Our Multimodal Team (MMTeam) was the winner of the VizWiz Grand Challenge 2020.
Our team finished in 1st place after few months of intense work.

You can see our final results on the Leaderboard as “IBM Research AI” entry:

Rank Participant B1 B2 B3 B4 ROUGE METEOR CIDEr SPICE
1 IBM Research AI 72.77 54.17 38.97 27.44 50.20 22.25 81.04 17.00
2 CASIA_IVA 71.97 53.59 38.94 27.96 49.90 21.93 77.70 17.79
3 RUC_AIM3 68.00 49.37 35.24 25.05 47.43 20.46 72.72 15.98

We presented our results at the CVPR VizWiz Grand Challenge 2020 Workshop on June,14 2020 at CVPR 2020. On its website, you can find talks from the top-3 teams:

  • 1st place: MMTeam (IBM) (video)
  • 2nd place: SRC-B_VCLab (Samsung Research China-Beijing)
  • 3rd place: aburns (Boston University)
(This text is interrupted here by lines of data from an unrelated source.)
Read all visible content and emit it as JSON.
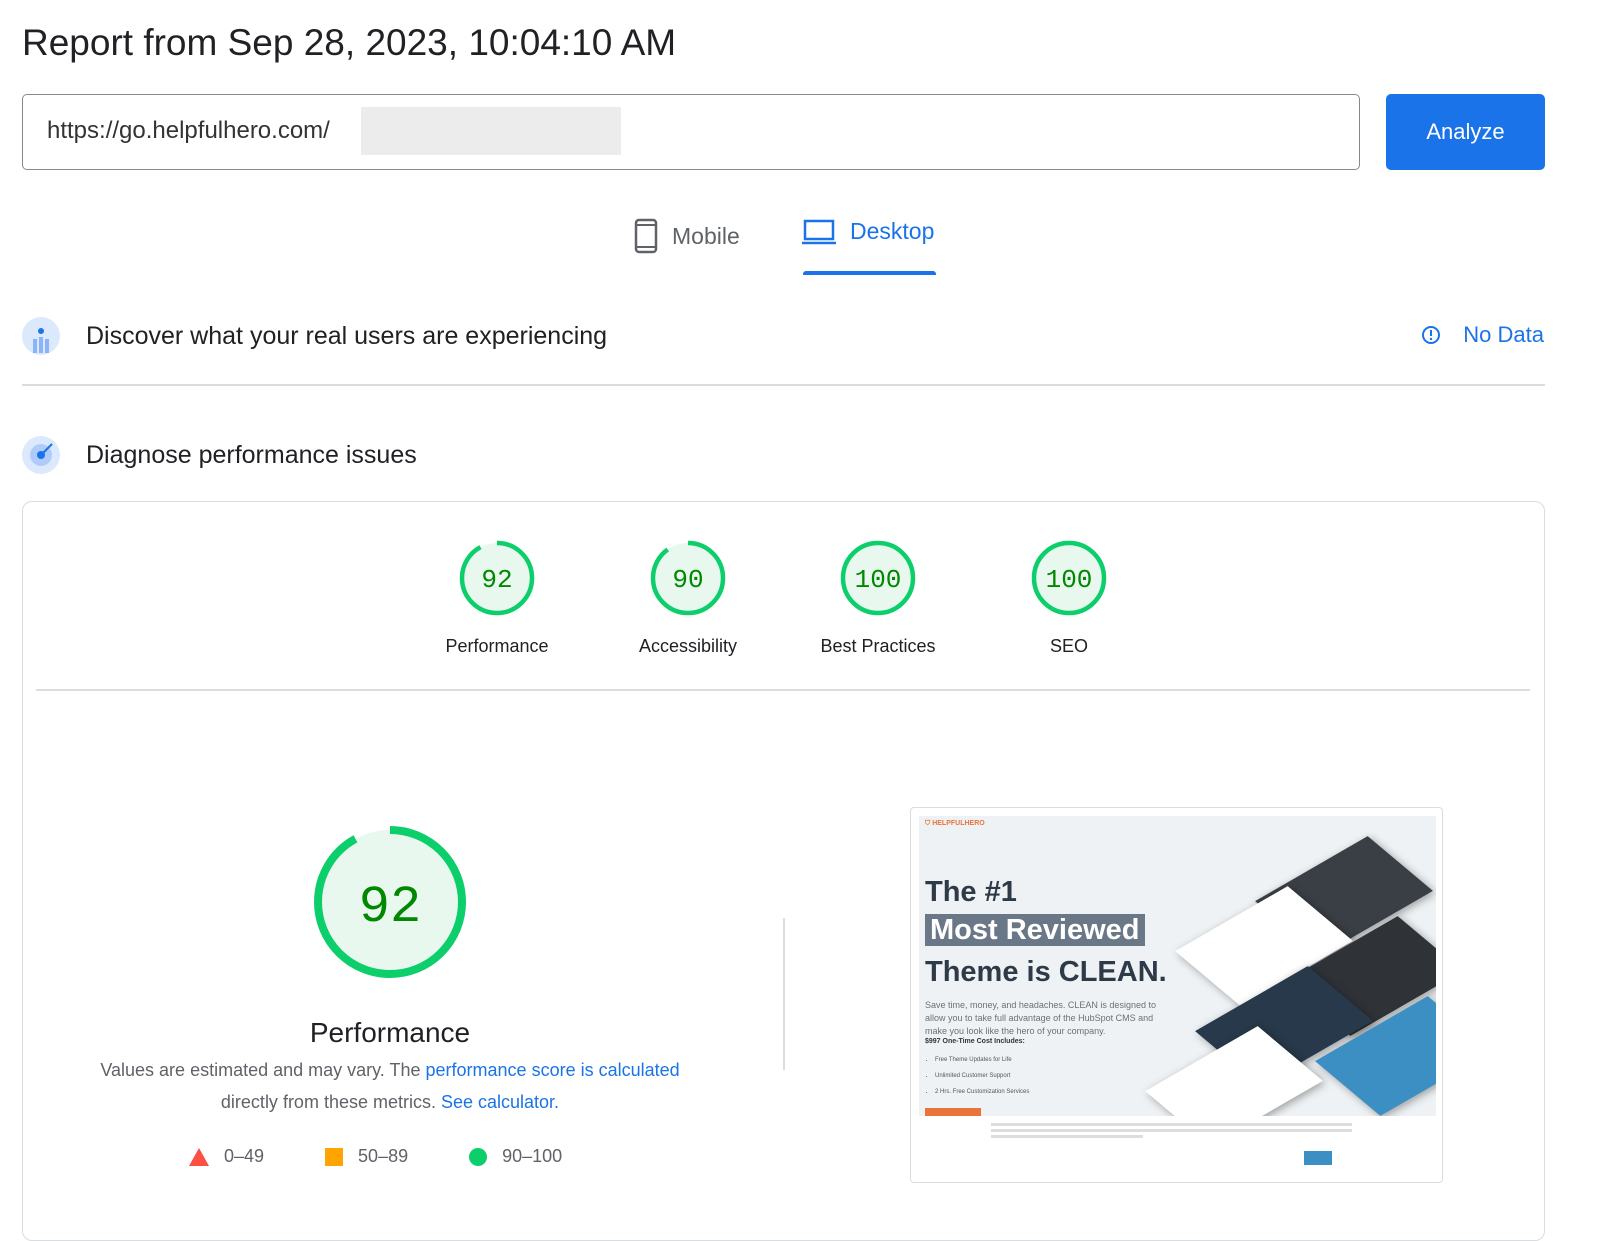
{
  "title": "Report from Sep 28, 2023, 10:04:10 AM",
  "url_input": {
    "value": "https://go.helpfulhero.com/"
  },
  "analyze_label": "Analyze",
  "tabs": [
    {
      "label": "Mobile",
      "icon": "phone-icon",
      "active": false
    },
    {
      "label": "Desktop",
      "icon": "laptop-icon",
      "active": true
    }
  ],
  "field_data": {
    "heading": "Discover what your real users are experiencing",
    "status": "No Data",
    "status_icon": "info-icon"
  },
  "lab_data": {
    "heading": "Diagnose performance issues"
  },
  "scores": [
    {
      "label": "Performance",
      "value": 92
    },
    {
      "label": "Accessibility",
      "value": 90
    },
    {
      "label": "Best Practices",
      "value": 100
    },
    {
      "label": "SEO",
      "value": 100
    }
  ],
  "colors": {
    "accent": "#1a73e8",
    "pass": "#0cce6b",
    "pass_text": "#008800",
    "average": "#ffa400",
    "fail": "#ff4e42"
  },
  "performance": {
    "score": 92,
    "title": "Performance",
    "desc_pre": "Values are estimated and may vary. The ",
    "desc_link1": "performance score is calculated",
    "desc_mid": " directly from these metrics. ",
    "desc_link2": "See calculator."
  },
  "legend": [
    {
      "range": "0–49",
      "shape": "triangle"
    },
    {
      "range": "50–89",
      "shape": "square"
    },
    {
      "range": "90–100",
      "shape": "circle"
    }
  ],
  "screenshot": {
    "headline1": "The #1",
    "headline2": "Most Reviewed",
    "headline3": "Theme is CLEAN.",
    "paragraph": "Save time, money, and headaches. CLEAN is designed to allow you to take full advantage of the HubSpot CMS and make you look like the hero of your company.",
    "cost": "$997 One-Time Cost Includes:",
    "bullets": [
      "Free Theme Updates for Life",
      "Unlimited Customer Support",
      "2 Hrs. Free Customization Services"
    ]
  }
}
The video for our presentation gives a description of the multimodal model we used with modules for image, object detection, and OCR combined w/ and w/o copy mechanism.

The Challenge was an equal effort of the MMTeam composed of Pierre Dognin, Igor Melnyk, Youssef Mroueh, Inkit Padhi, Mattia Rigotti, Jerret Ross, and Yair Schiff.